Il momento migliore per seminare la stevia è marzo-aprile; poi bisogna procurarsi un vaso e, presso un vivaio ben fornito oppure on line, i semi.

Il vaso non deve essere molto grande, di terracotta. Usare del terriccio universale con un fondo di palline di argilla espansa utili per ben drenare, o terra piuttosto fine, dove fare cadere i semi; i semi vanno poi coperti con uno strato sottile di terriccio.

Il vaso va poi posizionato all'esterno, in un punto favorevole della casa, ovvero un posto luminoso ma riparato dal vento. Spruzzare e nebulizzare un po' di acqua e mantenere costantemente umido il terriccio. Già dopo una decina di giorni, spunteranno le prime piantine che, appena avranno raggiunto una certa altezza, bisognerà dividere e posizionare in vasi più ampi.

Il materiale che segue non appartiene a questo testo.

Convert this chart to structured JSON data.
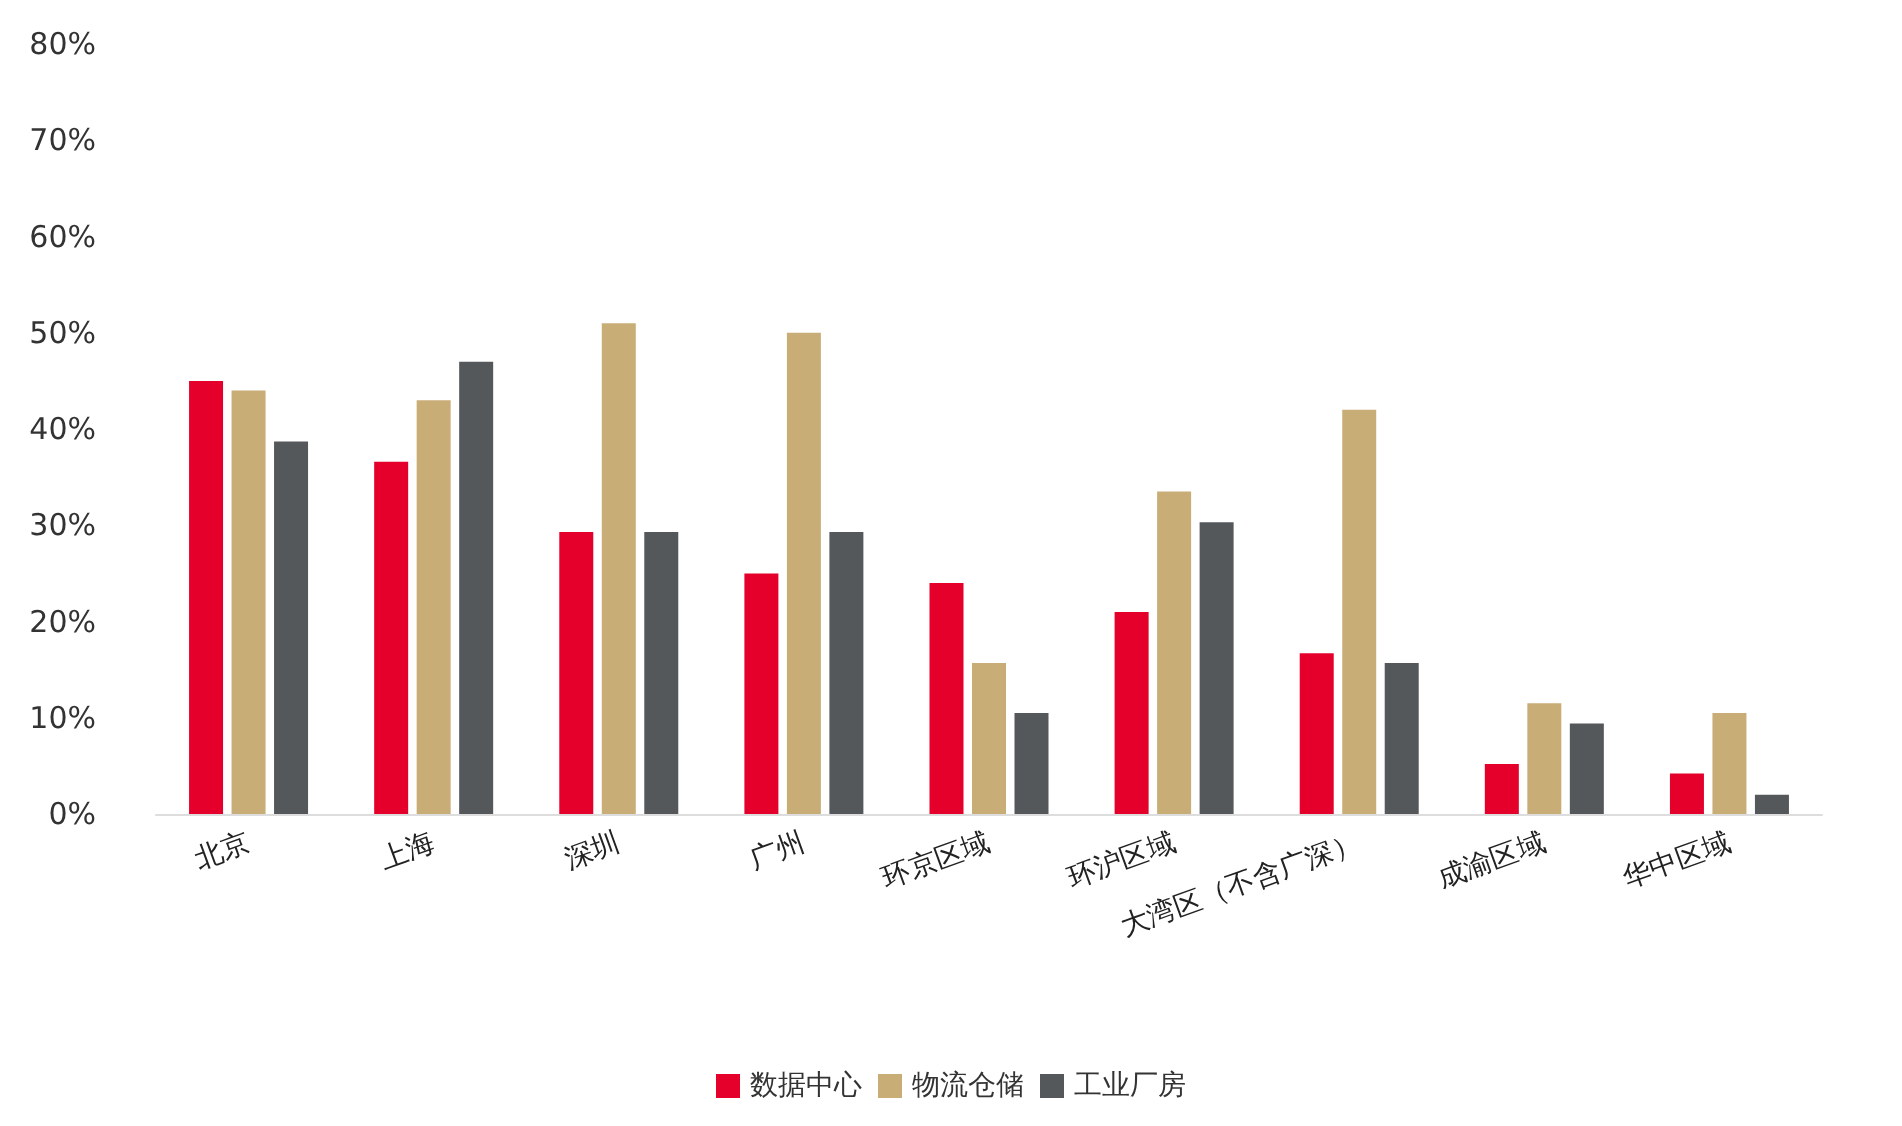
{
  "chart_data": {
    "type": "bar",
    "categories": [
      "北京",
      "上海",
      "深圳",
      "广州",
      "环京区域",
      "环沪区域",
      "大湾区（不含广深）",
      "成渝区域",
      "华中区域"
    ],
    "series": [
      {
        "name": "数据中心",
        "color": "#e4002b",
        "values": [
          45,
          36.6,
          29.3,
          25,
          24,
          21,
          16.7,
          5.2,
          4.2
        ]
      },
      {
        "name": "物流仓储",
        "color": "#c9ad77",
        "values": [
          44,
          43,
          51,
          50,
          15.7,
          33.5,
          42,
          11.5,
          10.5
        ]
      },
      {
        "name": "工业厂房",
        "color": "#54585a",
        "values": [
          38.7,
          47,
          29.3,
          29.3,
          10.5,
          30.3,
          15.7,
          9.4,
          2
        ]
      }
    ],
    "ylim": [
      0,
      80
    ],
    "yticks": [
      {
        "value": 0,
        "label": "0%"
      },
      {
        "value": 10,
        "label": "10%"
      },
      {
        "value": 20,
        "label": "20%"
      },
      {
        "value": 30,
        "label": "30%"
      },
      {
        "value": 40,
        "label": "40%"
      },
      {
        "value": 50,
        "label": "50%"
      },
      {
        "value": 60,
        "label": "60%"
      },
      {
        "value": 70,
        "label": "70%"
      },
      {
        "value": 80,
        "label": "80%"
      }
    ],
    "grid": false,
    "legend": "bottom"
  }
}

La stevia non raggiunge grandi dimensioni, in genere non supera il metro d’altezza. Per mantenere le piantine sane e robuste si consiglia di coprire leggermente le basi delle stesse con una pacciamatura fatta di trucioli o paglia, in modo da preservarle dal troppo caldo o troppo freddo.

Quando le piante sono adulte, si possono annaffiare tutti i giorni, evitando ristagni ma mantenendo quell'umidità che tanto amano. Non si devono mai esporre direttamente alla luce del sole.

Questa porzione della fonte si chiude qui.